Assuming the above is correct, may I ask which file is the smaller? Reason for this question is that the solution I would present in awk would require reading the first
file into variables to then be checked in the second (and of course storing the smaller file would be quicker and less memory intensive).

To give you an idea based on what you have shown:

Code:

awk 'FNR==NR{low[$3]=$1;high[$3]=$2;next}$4 >= low[$3] && $4 <= high[$3]{print $3,$4}' info.txt 800k_map.txt

A few things to note:

1. Based on supposition at the top means that the current data presented will yield no results with this script

2. I presumed both files have no headers in them (ie just the data)
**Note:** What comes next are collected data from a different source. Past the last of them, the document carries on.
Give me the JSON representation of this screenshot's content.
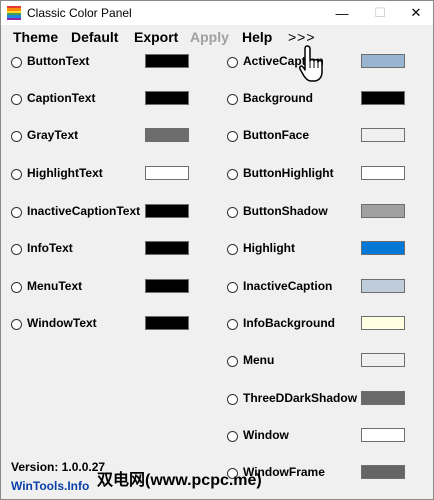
{
  "window": {
    "title": "Classic Color Panel",
    "caption_buttons": {
      "minimize": "—",
      "maximize": "☐",
      "close": "✕"
    }
  },
  "menu": {
    "theme": "Theme",
    "default": "Default",
    "export": "Export",
    "apply": "Apply",
    "help": "Help",
    "more": ">>>"
  },
  "left_column": [
    {
      "label": "ButtonText",
      "color": "#000000"
    },
    {
      "label": "CaptionText",
      "color": "#000000"
    },
    {
      "label": "GrayText",
      "color": "#6d6d6d"
    },
    {
      "label": "HighlightText",
      "color": "#ffffff"
    },
    {
      "label": "InactiveCaptionText",
      "color": "#000000"
    },
    {
      "label": "InfoText",
      "color": "#000000"
    },
    {
      "label": "MenuText",
      "color": "#000000"
    },
    {
      "label": "WindowText",
      "color": "#000000"
    }
  ],
  "right_column": [
    {
      "label": "ActiveCaption",
      "color": "#99b4d1"
    },
    {
      "label": "Background",
      "color": "#000000"
    },
    {
      "label": "ButtonFace",
      "color": "#f0f0f0"
    },
    {
      "label": "ButtonHighlight",
      "color": "#ffffff"
    },
    {
      "label": "ButtonShadow",
      "color": "#a0a0a0"
    },
    {
      "label": "Highlight",
      "color": "#0078d7"
    },
    {
      "label": "InactiveCaption",
      "color": "#bfcddb"
    },
    {
      "label": "InfoBackground",
      "color": "#ffffe1"
    },
    {
      "label": "Menu",
      "color": "#f0f0f0"
    },
    {
      "label": "ThreeDDarkShadow",
      "color": "#696969"
    },
    {
      "label": "Window",
      "color": "#ffffff"
    },
    {
      "label": "WindowFrame",
      "color": "#646464"
    }
  ],
  "footer": {
    "version": "Version: 1.0.0.27",
    "site": "WinTools.Info"
  },
  "watermark": "双电网(www.pcpc.me)",
  "icons": {
    "app": "rainbow-palette-icon",
    "cursor": "hand-pointer-icon"
  }
}
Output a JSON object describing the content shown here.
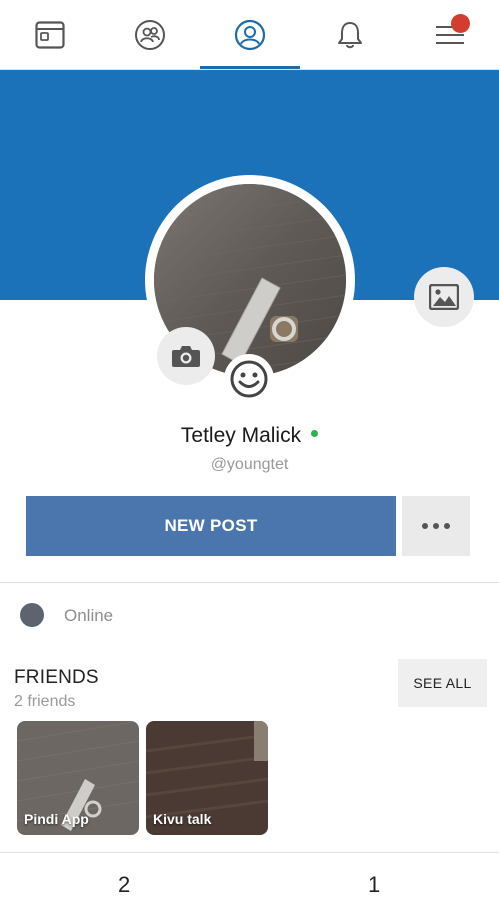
{
  "nav": {
    "items": [
      {
        "icon": "feed-icon"
      },
      {
        "icon": "friends-icon"
      },
      {
        "icon": "profile-icon",
        "active": true
      },
      {
        "icon": "bell-icon"
      },
      {
        "icon": "menu-icon",
        "badge": true
      }
    ]
  },
  "colors": {
    "cover": "#1b72b9",
    "accent": "#1b6ca8",
    "new_post_button": "#4a76ad",
    "online": "#2bb24c",
    "badge": "#d33c2e"
  },
  "profile": {
    "name": "Tetley Malick",
    "username": "@youngtet",
    "online": true
  },
  "actions": {
    "new_post_label": "NEW POST"
  },
  "status": {
    "text": "Online"
  },
  "friends": {
    "title": "FRIENDS",
    "count_label": "2 friends",
    "see_all_label": "SEE ALL",
    "items": [
      {
        "name": "Pindi App"
      },
      {
        "name": "Kivu talk"
      }
    ]
  },
  "counters": {
    "left": "2",
    "right": "1"
  }
}
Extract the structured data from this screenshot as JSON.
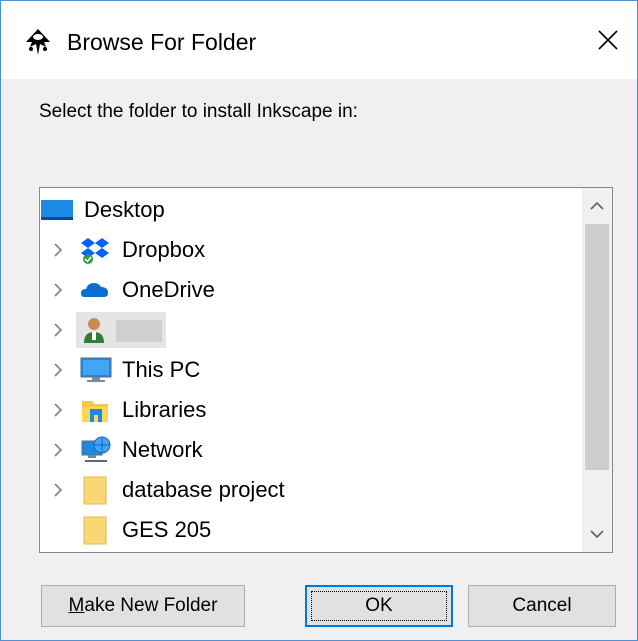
{
  "window": {
    "title": "Browse For Folder",
    "close_label": "×",
    "app_icon": "inkscape-icon"
  },
  "prompt": "Select the folder to install Inkscape in:",
  "tree": {
    "root": {
      "label": "Desktop",
      "icon": "desktop-icon"
    },
    "items": [
      {
        "label": "Dropbox",
        "icon": "dropbox-icon",
        "expandable": true
      },
      {
        "label": "OneDrive",
        "icon": "onedrive-icon",
        "expandable": true
      },
      {
        "label": "",
        "icon": "user-icon",
        "expandable": true,
        "redacted": true
      },
      {
        "label": "This PC",
        "icon": "computer-icon",
        "expandable": true
      },
      {
        "label": "Libraries",
        "icon": "libraries-icon",
        "expandable": true
      },
      {
        "label": "Network",
        "icon": "network-icon",
        "expandable": true
      },
      {
        "label": "database project",
        "icon": "folder-icon",
        "expandable": true
      },
      {
        "label": "GES 205",
        "icon": "folder-icon",
        "expandable": false
      }
    ]
  },
  "buttons": {
    "make_new_folder_first": "M",
    "make_new_folder_rest": "ake New Folder",
    "ok": "OK",
    "cancel": "Cancel"
  },
  "colors": {
    "window_border": "#4f8fd6",
    "button_focus": "#0078d7"
  }
}
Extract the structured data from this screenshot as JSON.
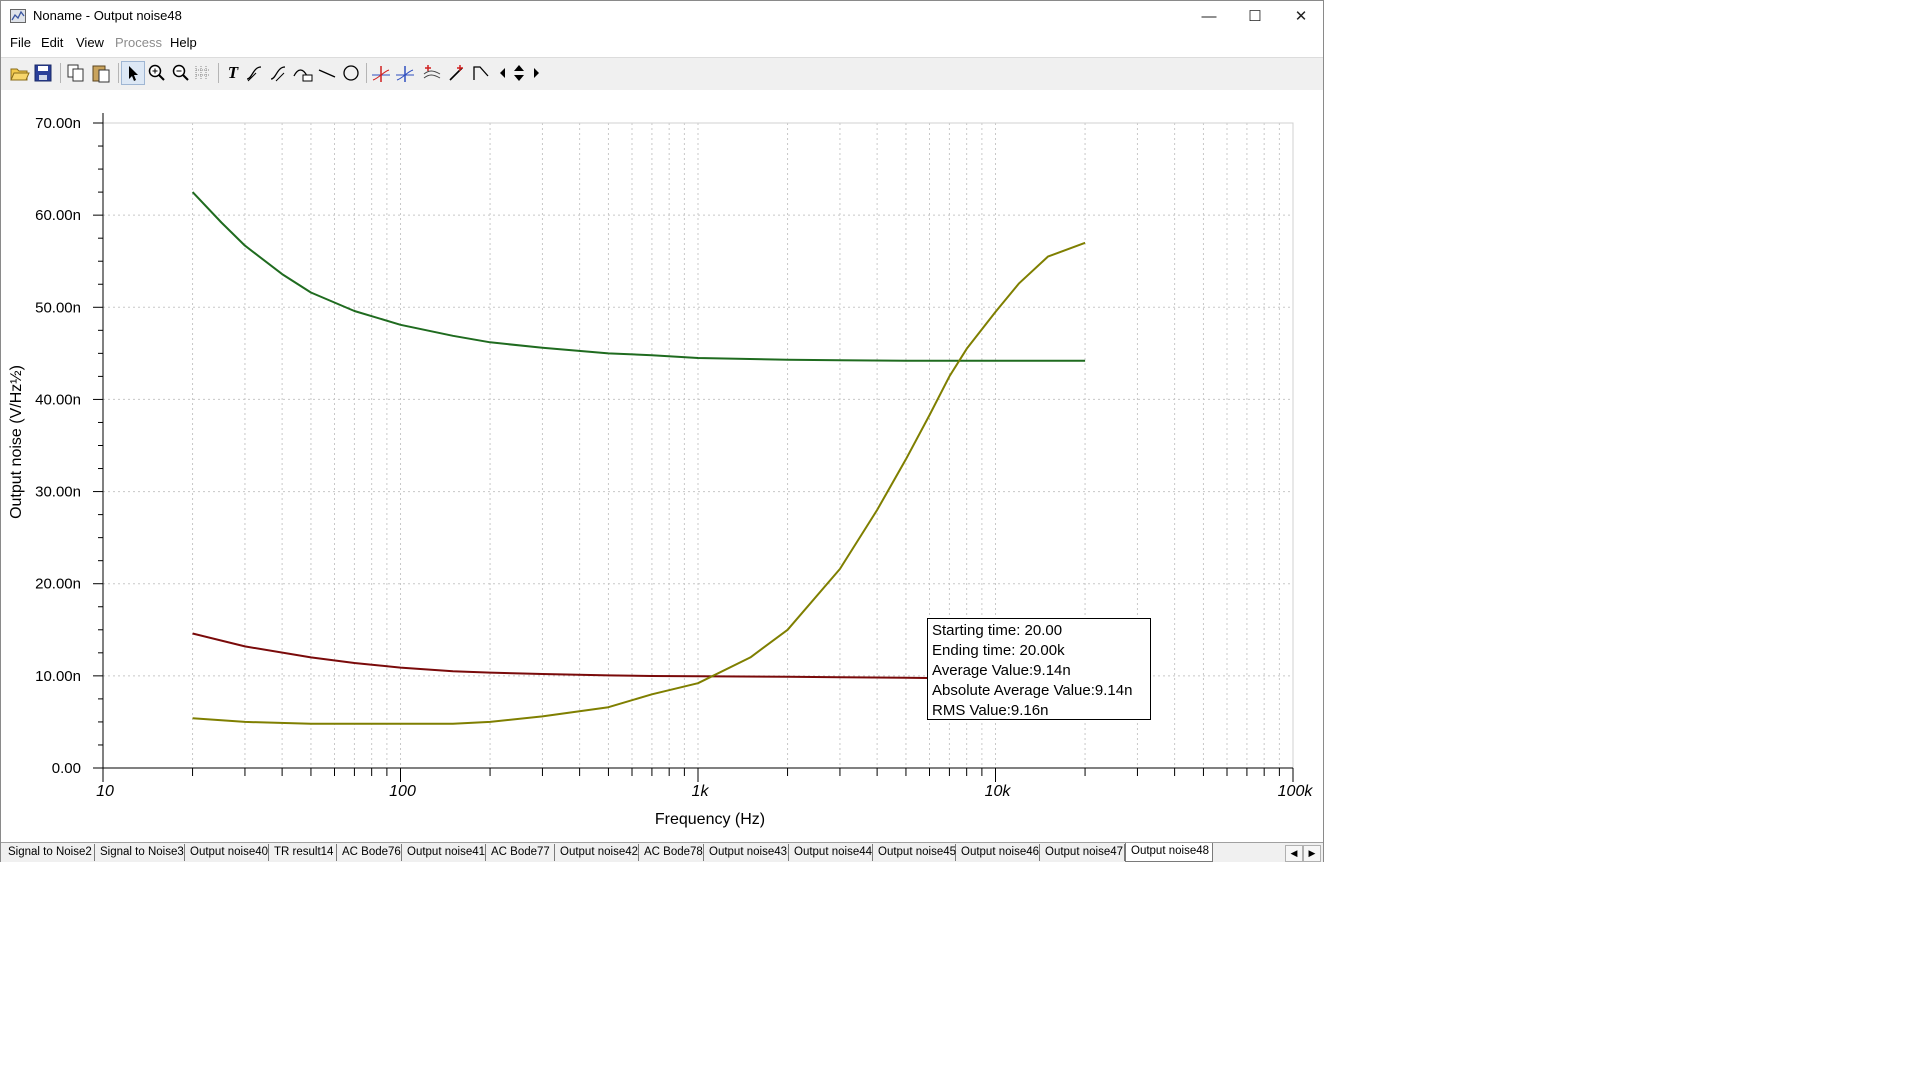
{
  "window": {
    "title": "Noname - Output noise48",
    "minimize_glyph": "—",
    "maximize_glyph": "☐",
    "close_glyph": "✕"
  },
  "menu": [
    {
      "label": "File",
      "enabled": true
    },
    {
      "label": "Edit",
      "enabled": true
    },
    {
      "label": "View",
      "enabled": true
    },
    {
      "label": "Process",
      "enabled": false
    },
    {
      "label": "Help",
      "enabled": true
    }
  ],
  "toolbar": {
    "icons": [
      "open-icon",
      "save-icon",
      "copy-icon",
      "paste-icon",
      "pointer-icon",
      "zoom-in-icon",
      "zoom-out-icon",
      "grid-icon",
      "text-icon",
      "cursor-a-icon",
      "cursor-b-icon",
      "curve-label-icon",
      "line-icon",
      "ellipse-icon",
      "marker-a-icon",
      "marker-b-icon",
      "auto-label-icon",
      "probe-icon",
      "step-icon",
      "scroll-left-icon",
      "scroll-up-down-icon",
      "scroll-right-icon"
    ],
    "text_tool_glyph": "T"
  },
  "colors": {
    "series_green": "#1f6b1f",
    "series_darkred": "#7a0a0a",
    "series_olive": "#7f7f00",
    "grid": "#c8c8c8"
  },
  "chart_data": {
    "type": "line",
    "xlabel": "Frequency (Hz)",
    "ylabel": "Output noise (V/Hz½)",
    "x_scale": "log",
    "xlim": [
      10,
      100000
    ],
    "ylim": [
      0,
      7e-08
    ],
    "x_tick_labels": [
      "10",
      "100",
      "1k",
      "10k",
      "100k"
    ],
    "x_ticks": [
      10,
      100,
      1000,
      10000,
      100000
    ],
    "y_tick_labels": [
      "0.00",
      "10.00n",
      "20.00n",
      "30.00n",
      "40.00n",
      "50.00n",
      "60.00n",
      "70.00n"
    ],
    "y_ticks": [
      0,
      1e-08,
      2e-08,
      3e-08,
      4e-08,
      5e-08,
      6e-08,
      7e-08
    ],
    "grid": true,
    "series": [
      {
        "color_key": "series_green",
        "x": [
          20,
          25,
          30,
          40,
          50,
          70,
          100,
          150,
          200,
          300,
          500,
          700,
          1000,
          2000,
          3000,
          5000,
          7000,
          10000,
          20000
        ],
        "y": [
          6.25e-08,
          5.92e-08,
          5.67e-08,
          5.36e-08,
          5.16e-08,
          4.96e-08,
          4.81e-08,
          4.69e-08,
          4.62e-08,
          4.56e-08,
          4.5e-08,
          4.48e-08,
          4.45e-08,
          4.43e-08,
          4.425e-08,
          4.42e-08,
          4.42e-08,
          4.42e-08,
          4.42e-08
        ]
      },
      {
        "color_key": "series_darkred",
        "x": [
          20,
          30,
          50,
          70,
          100,
          150,
          200,
          300,
          500,
          700,
          1000,
          2000,
          3000,
          5000,
          7000,
          10000,
          20000
        ],
        "y": [
          1.46e-08,
          1.32e-08,
          1.2e-08,
          1.14e-08,
          1.09e-08,
          1.05e-08,
          1.035e-08,
          1.02e-08,
          1.005e-08,
          9.98e-09,
          9.95e-09,
          9.9e-09,
          9.85e-09,
          9.8e-09,
          9.75e-09,
          9.7e-09,
          9.6e-09
        ]
      },
      {
        "color_key": "series_olive",
        "x": [
          20,
          30,
          50,
          100,
          150,
          200,
          300,
          500,
          700,
          1000,
          1500,
          2000,
          3000,
          4000,
          5000,
          6000,
          7000,
          8000,
          10000,
          12000,
          15000,
          20000
        ],
        "y": [
          5.4e-09,
          5e-09,
          4.8e-09,
          4.8e-09,
          4.8e-09,
          5e-09,
          5.6e-09,
          6.6e-09,
          8e-09,
          9.2e-09,
          1.2e-08,
          1.5e-08,
          2.16e-08,
          2.8e-08,
          3.35e-08,
          3.83e-08,
          4.25e-08,
          4.55e-08,
          4.95e-08,
          5.26e-08,
          5.55e-08,
          5.7e-08
        ]
      }
    ]
  },
  "info_box": {
    "starting_time": "Starting time: 20.00",
    "ending_time": "Ending time: 20.00k",
    "average": "Average Value:9.14n",
    "absolute_average": "Absolute Average Value:9.14n",
    "rms": "RMS Value:9.16n"
  },
  "tabs": [
    "Signal to Noise2",
    "Signal to Noise3",
    "Output noise40",
    "TR result14",
    "AC Bode76",
    "Output noise41",
    "AC Bode77",
    "Output noise42",
    "AC Bode78",
    "Output noise43",
    "Output noise44",
    "Output noise45",
    "Output noise46",
    "Output noise47",
    "Output noise48"
  ],
  "active_tab": "Output noise48",
  "tab_nav": {
    "left": "◀",
    "right": "▶"
  }
}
3. Second file was read first as in 800k_map.txt the third field is currently the same for all values in the fourth field

Please let me know if any of this is unclear or if I went off on the wrong track of what you needed?

uni_lel7 · 01-22-2012, 04:49 PM

WOW! It works!! You've cut the running time down from about 600 hours to 16 hours!
Ive been trying to figure this out for days. Would you mind explaining why this FNR=NR method works so much quicker and what [$3] specifies?

You've been so helpful

Thank you so much!

grail · 01-22-2012, 11:20 PM

FNR = The current record number in the current file. FNR is incremented each time a new record is read (see Records). It is reinitialized to zero each time a new input file is started.
NR = The number of input records awk has processed since the beginning of the program's execution (see Records). NR is incremented each time a new record is read.
$X = Where 'X' corresponds to the field created by the field separator, hence in our example $3 would refer to the third field
[] = Square brackets are used to denote an array, hence low[] is an array and $3 is being used as the array index

See here for a full awk manual

uni_lel7 · 01-23-2012, 03:18 PM

Fantastic, Thanks again!